If a product category did not have any products that received at least one 4-star or above rating, the lowest price is considered to be 0. The final output should be sorted by product category in alphabetical order.

In [0]:
from pyspark.sql import SparkSession
from pyspark.sql.types import StructType, StructField, IntegerType, StringType
from pyspark.sql.functions  import *


# Initialize Spark session
spark = SparkSession.builder.appName("Products and Purchases Tables").getOrCreate()

# Define schema for the products table
products_schema = StructType([
    StructField("id", IntegerType(), True),
    StructField("name", StringType(), True),
    StructField("category", StringType(), True),
    StructField("price", IntegerType(), True)
])

# Define data for the products table
products_data = [
    (1, "Cripps Pink", "apple", 10),
    (2, "Navel Orange", "orange", 12),
    (3, "Golden Delicious", "apple", 6),
    (4, "Clementine", "orange", 14),
    (5, "Pinot Noir", "grape", 20),
    (6, "Bing Cherries", "cherry", 36),
    (7, "Sweet Cherries", "cherry", 40)
]

# Create DataFrame for the products table
products_df = spark.createDataFrame(data=products_data, schema=products_schema)

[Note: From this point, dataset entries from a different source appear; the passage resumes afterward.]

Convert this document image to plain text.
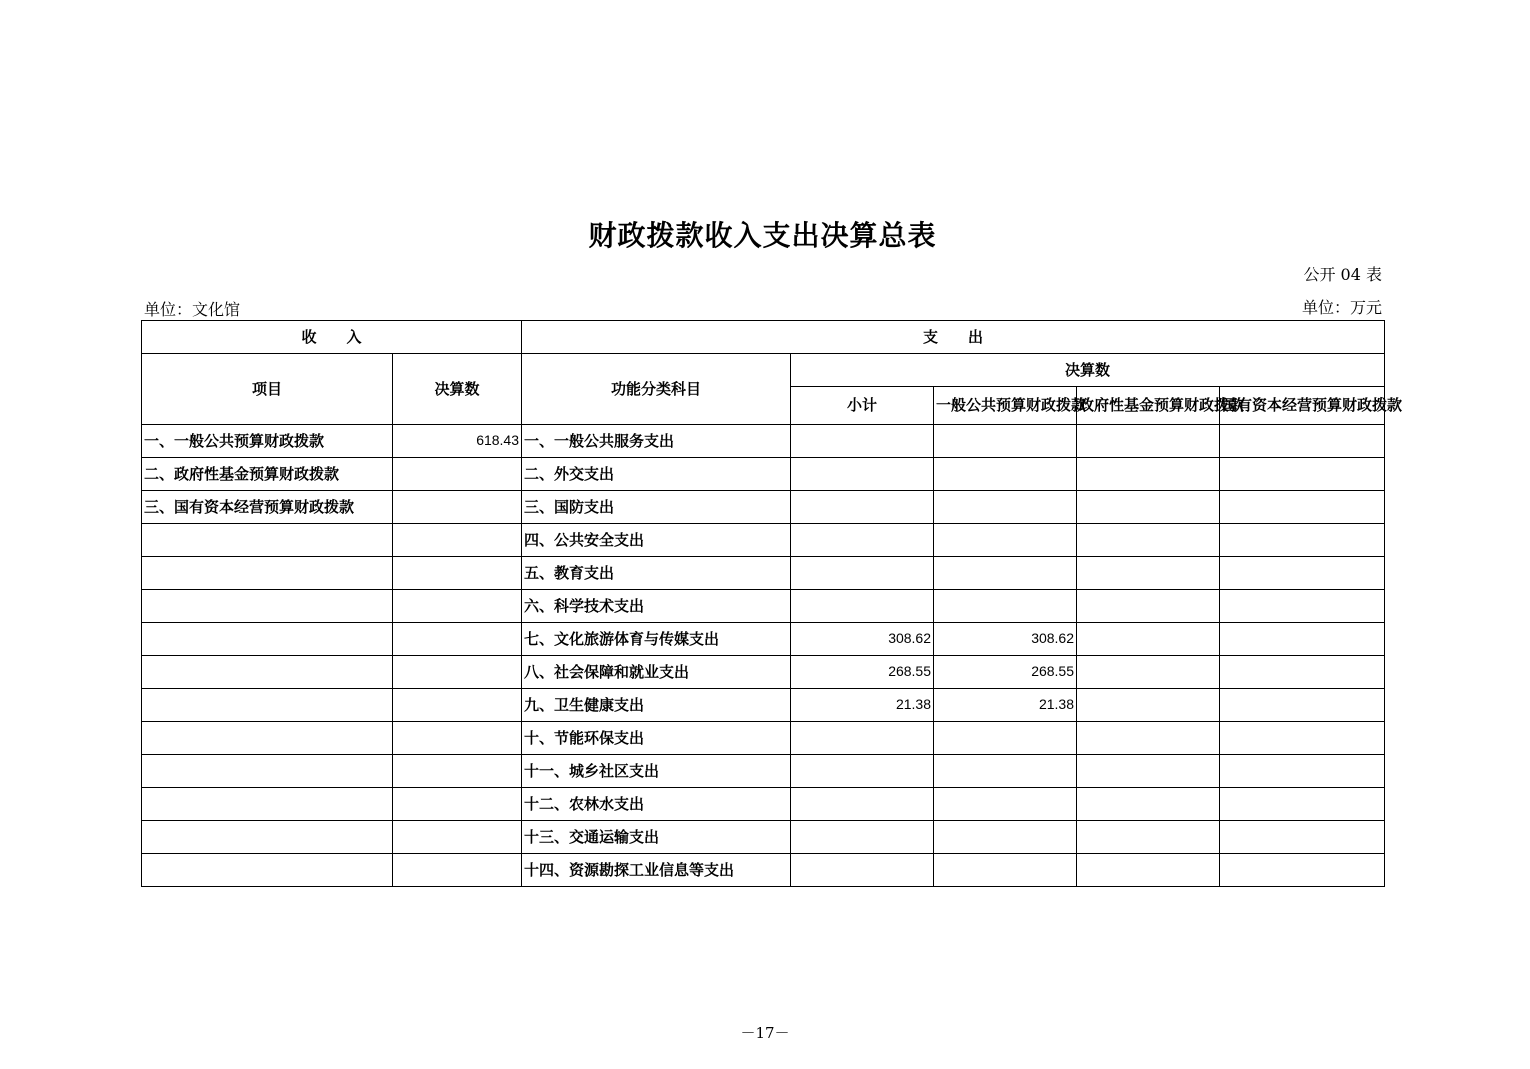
财政拨款收入支出决算总表
公开 04 表
单位：文化馆	单位：万元
收　　入		支　　出				
项目	决算数	功能分类科目	决算数			
			小计	一般公共预算财政拨款	政府性基金预算财政拨款	国有资本经营预算财政拨款
一、一般公共预算财政拨款	618.43	一、一般公共服务支出				
二、政府性基金预算财政拨款		二、外交支出				
三、国有资本经营预算财政拨款		三、国防支出				
		四、公共安全支出				
		五、教育支出				
		六、科学技术支出				
		七、文化旅游体育与传媒支出	308.62	308.62		
		八、社会保障和就业支出	268.55	268.55		
		九、卫生健康支出	21.38	21.38		
		十、节能环保支出				
		十一、城乡社区支出				
		十二、农林水支出				
		十三、交通运输支出				
		十四、资源勘探工业信息等支出				
－17－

# Define schema for the purchases table
purchases_schema = StructType([
    StructField("id", IntegerType(), True),
    StructField("product_id", IntegerType(), True),
    StructField("stars", IntegerType(), True)
])

# Define data for the purchases table
purchases_data = [
    (1, 1, 2),
    (2, 3, 3),
    (3, 2, 2),
    (4, 4, 4),
    (5, 6, 5),
    (6, 6, 4),
    (7, 7, 5)
]

# Create DataFrame for the purchases table
purchases_df = spark.createDataFrame(data=purchases_data, schema=purchases_schema)

# Show the tables
print("Products Table:")
products_df.show()

print("Purchases Table:")
purchases_df.show()


Products Table:
+---+----------------+--------+-----+
| id|            name|category|price|
+---+----------------+--------+-----+
|  1|     Cripps Pink|   apple|   10|
|  2|    Navel Orange|  orange|   12|
|  3|Golden Delicious|   apple|    6|
|  4|      Clementine|  orange|   14|
|  5|      Pinot Noir|   grape|   20|
|  6|   Bing Cherries|  cherry|   36|
|  7|  Sweet Cherries|  cherry|   40|
+---+----------------+--------+-----+

Purchases Table:
+---+----------+-----+
| id|product_id|stars|
+---+----------+-----+
|  1|         1|    2|
|  2|         3|    3|
|  3|         2|    2|
|  4|         4|    4|
|  5|         6|    5|
|  6|         6|    4|
|  7|         7|    5|
+---+----------+-----+



In [0]:
from pyspark.sql.functions import col, when, lit, min, coalesce

result_df = products_df.join(
    purchases_df,
    on=[(products_df.id == purchases_df.product_id) & ((purchases_df.stars == 4) | (purchases_df.stars == 5))],
    how="left"
).select("product_id", "category", "price", "stars") \
  .orderBy(col("category")) \
    .withColumn("price_", when(col("stars").isNotNull(), col("price")).otherwise(lit(None))) \
      .select("category", "price_") \
        .groupBy(col("category")).agg(min(col("price_")).alias("lowest_price")) \
          .select("category",coalesce("lowest_price",lit(0)).alias("lowest_price"))
# Display the result
result_df.show()


+--------+------------+
|category|lowest_price|
+--------+------------+
|   apple|           0|
|  orange|          14|
|   grape|           0|
|  cherry|          36|
+--------+------------+